If you really want to get fancy (and spend allot more money) you can get the LCD monitors. Also, if you’re like me and you have your eyes glued to your computer monitor for long periods of time, consider getting a LCD monitor. These run for about RM450 to RM1600. If you still have good eyesight, then I suggest you get one of these before you go blind ;-). Besides that, you can save a lot of space!

Graphic Card. Another main essential part of your computer system, the video card is a must. Without it (unless you have video inbuilt on your motherboard) you won’t really be able to use your newly built PC.

Now the tough question is what type of video card you need.

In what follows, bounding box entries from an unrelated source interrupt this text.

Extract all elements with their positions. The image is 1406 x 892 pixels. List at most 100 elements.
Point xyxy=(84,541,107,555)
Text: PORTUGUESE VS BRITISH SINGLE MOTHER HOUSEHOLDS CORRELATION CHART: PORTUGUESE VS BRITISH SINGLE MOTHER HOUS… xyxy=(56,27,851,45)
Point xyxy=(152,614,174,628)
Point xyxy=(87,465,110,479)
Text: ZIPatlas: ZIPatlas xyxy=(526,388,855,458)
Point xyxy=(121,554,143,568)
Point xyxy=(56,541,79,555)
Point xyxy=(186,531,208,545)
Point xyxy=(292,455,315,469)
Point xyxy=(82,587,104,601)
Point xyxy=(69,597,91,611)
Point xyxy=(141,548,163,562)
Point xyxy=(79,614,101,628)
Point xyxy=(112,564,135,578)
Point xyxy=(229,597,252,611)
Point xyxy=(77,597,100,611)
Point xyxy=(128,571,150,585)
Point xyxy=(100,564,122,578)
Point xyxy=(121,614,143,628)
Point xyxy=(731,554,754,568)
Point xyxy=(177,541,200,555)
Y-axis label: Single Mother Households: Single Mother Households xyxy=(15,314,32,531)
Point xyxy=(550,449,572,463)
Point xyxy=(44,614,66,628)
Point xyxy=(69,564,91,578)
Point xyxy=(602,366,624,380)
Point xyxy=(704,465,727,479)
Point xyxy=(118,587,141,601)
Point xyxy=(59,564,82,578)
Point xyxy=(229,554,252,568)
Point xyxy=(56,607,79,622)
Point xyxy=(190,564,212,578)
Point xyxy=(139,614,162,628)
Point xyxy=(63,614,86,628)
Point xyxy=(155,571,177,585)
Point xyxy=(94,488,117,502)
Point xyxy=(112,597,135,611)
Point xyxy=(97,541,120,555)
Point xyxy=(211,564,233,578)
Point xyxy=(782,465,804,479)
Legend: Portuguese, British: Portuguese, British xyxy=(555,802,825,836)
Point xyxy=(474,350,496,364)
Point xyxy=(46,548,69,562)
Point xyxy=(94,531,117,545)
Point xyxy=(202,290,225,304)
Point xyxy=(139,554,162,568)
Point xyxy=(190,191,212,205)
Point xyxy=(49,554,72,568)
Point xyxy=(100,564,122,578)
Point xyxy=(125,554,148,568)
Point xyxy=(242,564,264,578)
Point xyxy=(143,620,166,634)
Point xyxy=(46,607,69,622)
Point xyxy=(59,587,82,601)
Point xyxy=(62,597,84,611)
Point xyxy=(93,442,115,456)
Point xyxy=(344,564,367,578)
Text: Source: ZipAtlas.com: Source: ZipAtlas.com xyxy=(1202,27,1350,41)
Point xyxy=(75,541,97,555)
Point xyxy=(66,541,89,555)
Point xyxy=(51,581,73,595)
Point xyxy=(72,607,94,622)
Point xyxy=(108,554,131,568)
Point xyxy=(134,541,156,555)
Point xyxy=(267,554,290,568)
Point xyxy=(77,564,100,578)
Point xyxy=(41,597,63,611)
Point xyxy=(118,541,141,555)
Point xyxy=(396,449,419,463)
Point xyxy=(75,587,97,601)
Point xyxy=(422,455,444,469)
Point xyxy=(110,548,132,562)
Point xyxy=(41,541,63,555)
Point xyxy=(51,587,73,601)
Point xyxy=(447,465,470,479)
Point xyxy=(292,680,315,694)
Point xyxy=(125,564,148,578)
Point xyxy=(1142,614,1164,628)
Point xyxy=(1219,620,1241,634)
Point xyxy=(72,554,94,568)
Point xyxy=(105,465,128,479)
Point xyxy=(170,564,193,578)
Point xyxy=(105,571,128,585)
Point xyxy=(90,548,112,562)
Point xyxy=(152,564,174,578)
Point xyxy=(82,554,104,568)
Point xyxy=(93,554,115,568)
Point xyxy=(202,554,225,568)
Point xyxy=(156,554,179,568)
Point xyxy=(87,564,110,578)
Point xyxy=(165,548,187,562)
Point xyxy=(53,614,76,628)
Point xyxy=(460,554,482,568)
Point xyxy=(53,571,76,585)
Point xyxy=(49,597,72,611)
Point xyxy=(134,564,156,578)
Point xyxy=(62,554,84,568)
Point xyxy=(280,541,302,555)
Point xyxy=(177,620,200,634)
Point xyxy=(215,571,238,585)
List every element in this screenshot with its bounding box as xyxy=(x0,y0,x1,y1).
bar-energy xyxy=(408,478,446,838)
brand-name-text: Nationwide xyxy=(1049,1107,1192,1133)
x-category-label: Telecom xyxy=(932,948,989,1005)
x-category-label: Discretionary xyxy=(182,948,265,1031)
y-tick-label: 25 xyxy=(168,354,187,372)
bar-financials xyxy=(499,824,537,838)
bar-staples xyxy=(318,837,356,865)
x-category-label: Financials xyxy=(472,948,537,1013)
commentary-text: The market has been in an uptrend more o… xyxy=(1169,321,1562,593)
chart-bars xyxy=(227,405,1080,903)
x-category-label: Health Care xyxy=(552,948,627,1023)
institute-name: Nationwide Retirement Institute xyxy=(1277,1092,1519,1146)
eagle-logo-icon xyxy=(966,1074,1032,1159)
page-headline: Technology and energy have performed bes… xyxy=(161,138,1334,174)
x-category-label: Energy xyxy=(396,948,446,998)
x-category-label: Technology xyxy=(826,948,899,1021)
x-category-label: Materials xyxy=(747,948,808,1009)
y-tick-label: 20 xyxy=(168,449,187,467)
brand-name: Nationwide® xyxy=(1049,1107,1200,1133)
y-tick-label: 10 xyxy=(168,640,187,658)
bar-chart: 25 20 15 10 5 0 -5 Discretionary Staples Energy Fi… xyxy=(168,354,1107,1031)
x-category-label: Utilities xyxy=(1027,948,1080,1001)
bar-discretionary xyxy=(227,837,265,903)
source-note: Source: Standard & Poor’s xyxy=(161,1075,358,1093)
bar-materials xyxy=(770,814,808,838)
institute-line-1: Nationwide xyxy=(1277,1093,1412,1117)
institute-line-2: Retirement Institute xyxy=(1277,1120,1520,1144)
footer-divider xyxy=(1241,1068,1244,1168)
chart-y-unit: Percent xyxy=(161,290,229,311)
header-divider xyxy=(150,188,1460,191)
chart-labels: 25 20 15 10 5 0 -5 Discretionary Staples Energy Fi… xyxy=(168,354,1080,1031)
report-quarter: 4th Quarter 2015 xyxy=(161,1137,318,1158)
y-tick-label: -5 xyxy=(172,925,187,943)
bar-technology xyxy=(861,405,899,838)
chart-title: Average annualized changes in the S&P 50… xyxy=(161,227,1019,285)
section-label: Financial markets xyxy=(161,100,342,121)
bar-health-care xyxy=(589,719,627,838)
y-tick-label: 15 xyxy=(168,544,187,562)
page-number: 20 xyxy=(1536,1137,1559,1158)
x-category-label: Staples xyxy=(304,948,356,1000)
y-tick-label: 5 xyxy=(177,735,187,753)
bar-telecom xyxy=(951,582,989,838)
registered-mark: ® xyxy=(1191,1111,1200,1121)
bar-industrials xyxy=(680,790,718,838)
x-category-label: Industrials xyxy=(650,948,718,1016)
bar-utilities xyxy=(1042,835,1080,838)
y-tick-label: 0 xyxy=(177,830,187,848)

  1. 128MB 64Bits PCIE video card. This is your basic card (which I personally refer to as obsolete). While you won’t really feel much power if you work with graphics, and you really won’t be able to play allot of the newer graphical intense video games, a 128MB PCIE video card is perfect for just regular Internet usage and application and light games and other low graphic usage software. They are also really cheap.
  2. 256MB 128Bits PCIE video card. This is your better alternative to enhanced graphic usage and video gaming. These cards perform quite well for graphic work and can really stand up within video games.
  3. 512MB 256Bits PCIE video card. These types of cards are slowly becoming the standard in all newer computers now. Basically this is what you need if you want to experience video gaming and enhanced video and graphical work. Unfortunately the price tag for these types of cards is rarely under RM 300

Keyboard & Mouse. This is really a no “brainer” category. You should just get a regular keyboard, and not worry about the fancy keyboards or wireless.

If you’re building a new computer for your kids, you may want to get one of those keyboards made just for kids. They’re really great and easy to use for the younger child.

As for the mouse, stick with optical mouse. You don’t need to spend RM100 on a mouse. RM15 to RM30 should get you something good, solid and with a good looks.

Optical Drive. It’s quite simple. Don’t get anything less than a 52x speed drive, and don’t get the bargain DVD drives if your kid’s use the computer allot. Also, you may consider getting yourself a DVD-Writer.